After data normalization, we compared the sensitivity of three statistical metrics in detecting dissimilarities between pairwise replicate cell populations (Fig. 4 and Supplementary Fig. 2). Statistical tests were carried out by comparing each control well in plate 1 (rep1, rep2, rep3) to its replicate with the same well id on plate 2 (rep1, rep2, rep3), with 9 total comparisons per control well. This resulted in 9 replicate comparisons of 174 feature distributions for each of the 55 control wells using three different statistical metrics. Similarly, each treatment well was compared to its replicate with the same well id on replicate plates (rep1, rep2, rep3), with 3 total comparisons per treatment well, resulting in 3 replicate comparisons of 174 feature distributions for each of the 65 compounds at 7 different concentrations (455 treatment wells). Output summary of replicate reproducibility analysis, as well as metadata (including plate number, well id, and sample size for each statistical test), are included in Supplementary Data 2.

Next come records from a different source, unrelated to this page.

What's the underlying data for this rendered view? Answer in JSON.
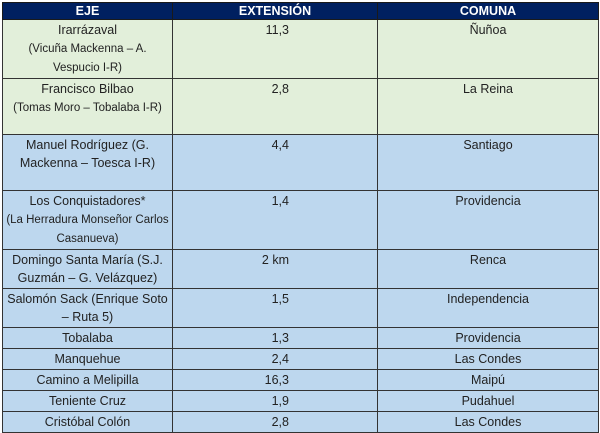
{
  "colors": {
    "header": "#002060",
    "group_a": "#E2EFDA",
    "group_b": "#BDD7EE"
  },
  "headers": [
    "EJE",
    "EXTENSIÓN",
    "COMUNA"
  ],
  "rows": [
    {
      "eje": "Irarrázaval",
      "detail": "(Vicuña Mackenna – A. Vespucio I-R)",
      "ext": "11,3",
      "comuna": "Ñuñoa",
      "group": "green",
      "h": 56
    },
    {
      "eje": "Francisco Bilbao",
      "detail": "(Tomas Moro – Tobalaba I-R)",
      "ext": "2,8",
      "comuna": "La Reina",
      "group": "green",
      "h": 56
    },
    {
      "eje": "Manuel Rodríguez (G. Mackenna – Toesca I-R)",
      "detail": "",
      "ext": "4,4",
      "comuna": "Santiago",
      "group": "blue",
      "h": 56
    },
    {
      "eje": "Los Conquistadores*",
      "detail": "(La Herradura Monseñor Carlos Casanueva)",
      "ext": "1,4",
      "comuna": "Providencia",
      "group": "blue",
      "h": 56
    },
    {
      "eje": "Domingo Santa María (S.J. Guzmán – G. Velázquez)",
      "detail": "",
      "ext": "2 km",
      "comuna": "Renca",
      "group": "blue",
      "h": 36
    },
    {
      "eje": "Salomón Sack (Enrique Soto – Ruta 5)",
      "detail": "",
      "ext": "1,5",
      "comuna": "Independencia",
      "group": "blue",
      "h": 36
    },
    {
      "eje": "Tobalaba",
      "detail": "",
      "ext": "1,3",
      "comuna": "Providencia",
      "group": "blue",
      "h": 18
    },
    {
      "eje": "Manquehue",
      "detail": "",
      "ext": "2,4",
      "comuna": "Las Condes",
      "group": "blue",
      "h": 18
    },
    {
      "eje": "Camino a Melipilla",
      "detail": "",
      "ext": "16,3",
      "comuna": "Maipú",
      "group": "blue",
      "h": 18
    },
    {
      "eje": "Teniente Cruz",
      "detail": "",
      "ext": "1,9",
      "comuna": "Pudahuel",
      "group": "blue",
      "h": 18
    },
    {
      "eje": "Cristóbal Colón",
      "detail": "",
      "ext": "2,8",
      "comuna": "Las Condes",
      "group": "blue",
      "h": 18
    }
  ]
}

The EMD score was used for profiling phenotypic changes of all treatments (including all DMSO samples) relative to the global control population; raw full-feature EMD profiles are included in (Supplementary Data 6, “raw profile”). The EMD calculation in Fig. 5a (EMD = 2.06, right panel inset) is included in the associated R script as described in Supplementary Table 1. Feature reduction was performed using raw EMD profiles, treatment groups causing strong cell loss within each panel (A, B, C1, and C2), with more than 70% cell reduction relative to the control were identified. Profiles of those treatments (Supplementary Data 6, “toxic treatments”) were excluded from the feature reduction analysis steps. The reduced feature EMD profile was log-transformed and features were min-max scaled to the range [0, 1] (Supplementary Data 6, “scaled EMD profile”).

Similarity analysis by hierarchical clustering used Euclidean measure to obtain the distance matrix and average linkage method for clustering. The four broad clusters defined in Fig. 6a were identified based on the outermost branches of the dendrogram connecting “similar” treatments (rows). Dimension reduction by UMAP in Fig. 6b is generated using the R package “umap”; cell count (as percent of control) is projected onto the UMAP for visualization and interpretation of phenotypic stress across different dimensions. Phenotypic signatures for all 65 compounds at seven concentrations are provided in the form of radial plots in Supplementary Fig. 9.